🤖 AI Summary
This work addresses the challenge of efficiently sampling worst-case distributions in distributionally robust optimization (DRO). Methodologically, it establishes a mathematically rigorous gradient flow framework governed by partial differential equations, integrating Wasserstein–Fisher–Rao and Stein variational gradient flow theories into DRO. Coupled with Markov chain Monte Carlo (MCMC) sampling, the approach formulates a continuous-time evolution model over the space of probability distributions and designs corresponding discretization algorithms for solving both Wasserstein and Sinkhorn DRO problems. Key contributions include: (i) the first unified interpretation of several classical DRO algorithms as instances of gradient flows, elucidating their convergence dynamics and theoretical limits; (ii) a novel, interpretable, and analyzable paradigm for distributional optimization; and (iii) empirical validation—via numerical experiments—of effective worst-case distribution generation, algorithmic reproducibility, and performance improvement, thereby enhancing both theoretical depth and computational tractability.
📝 Abstract
We propose a mathematically principled PDE gradient flow framework for distributionally robust optimization (DRO). Exploiting the recent advances in the intersection of Markov Chain Monte Carlo sampling and gradient flow theory, we show that our theoretical framework can be implemented as practical algorithms for sampling from worst-case distributions and, consequently, DRO. While numerous previous works have proposed various reformulation techniques and iterative algorithms, we contribute a sound gradient flow view of the distributional optimization that can be used to construct new algorithms.

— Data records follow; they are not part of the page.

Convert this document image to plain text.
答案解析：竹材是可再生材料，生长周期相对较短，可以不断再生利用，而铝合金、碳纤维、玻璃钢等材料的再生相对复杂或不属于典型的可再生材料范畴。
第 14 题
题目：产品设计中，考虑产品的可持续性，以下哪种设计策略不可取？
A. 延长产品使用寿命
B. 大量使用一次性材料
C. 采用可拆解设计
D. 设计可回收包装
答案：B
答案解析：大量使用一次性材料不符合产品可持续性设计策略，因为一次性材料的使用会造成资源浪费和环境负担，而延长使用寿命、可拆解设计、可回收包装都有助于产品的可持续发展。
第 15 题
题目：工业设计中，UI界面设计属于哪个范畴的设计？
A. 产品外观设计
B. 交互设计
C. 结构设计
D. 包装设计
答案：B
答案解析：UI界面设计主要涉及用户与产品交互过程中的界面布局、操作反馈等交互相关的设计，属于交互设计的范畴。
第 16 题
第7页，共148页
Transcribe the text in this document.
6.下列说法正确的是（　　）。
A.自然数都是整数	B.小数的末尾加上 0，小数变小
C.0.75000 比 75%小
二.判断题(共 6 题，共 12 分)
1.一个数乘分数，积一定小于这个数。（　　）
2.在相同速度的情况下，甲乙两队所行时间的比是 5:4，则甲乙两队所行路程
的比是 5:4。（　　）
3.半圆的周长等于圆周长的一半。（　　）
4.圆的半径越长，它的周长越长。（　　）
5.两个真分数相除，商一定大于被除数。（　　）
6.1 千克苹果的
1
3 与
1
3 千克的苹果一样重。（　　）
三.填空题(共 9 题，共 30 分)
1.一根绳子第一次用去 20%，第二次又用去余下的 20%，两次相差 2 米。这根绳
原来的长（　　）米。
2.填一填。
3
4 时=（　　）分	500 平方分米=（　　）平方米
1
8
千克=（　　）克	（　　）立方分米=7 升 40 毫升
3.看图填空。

As an example of applications, we solve a class of Wasserstein and Sinkhorn DRO problems using the recently-discovered Wasserstein Fisher-Rao and Stein variational gradient flows. Notably, we also show some simple reductions of our framework recover exactly previously proposed popular DRO methods, and provide new insights into their theoretical limit and optimization dynamics. Numerical studies based on stochastic gradient descent provide empirical backing for our theoretical findings.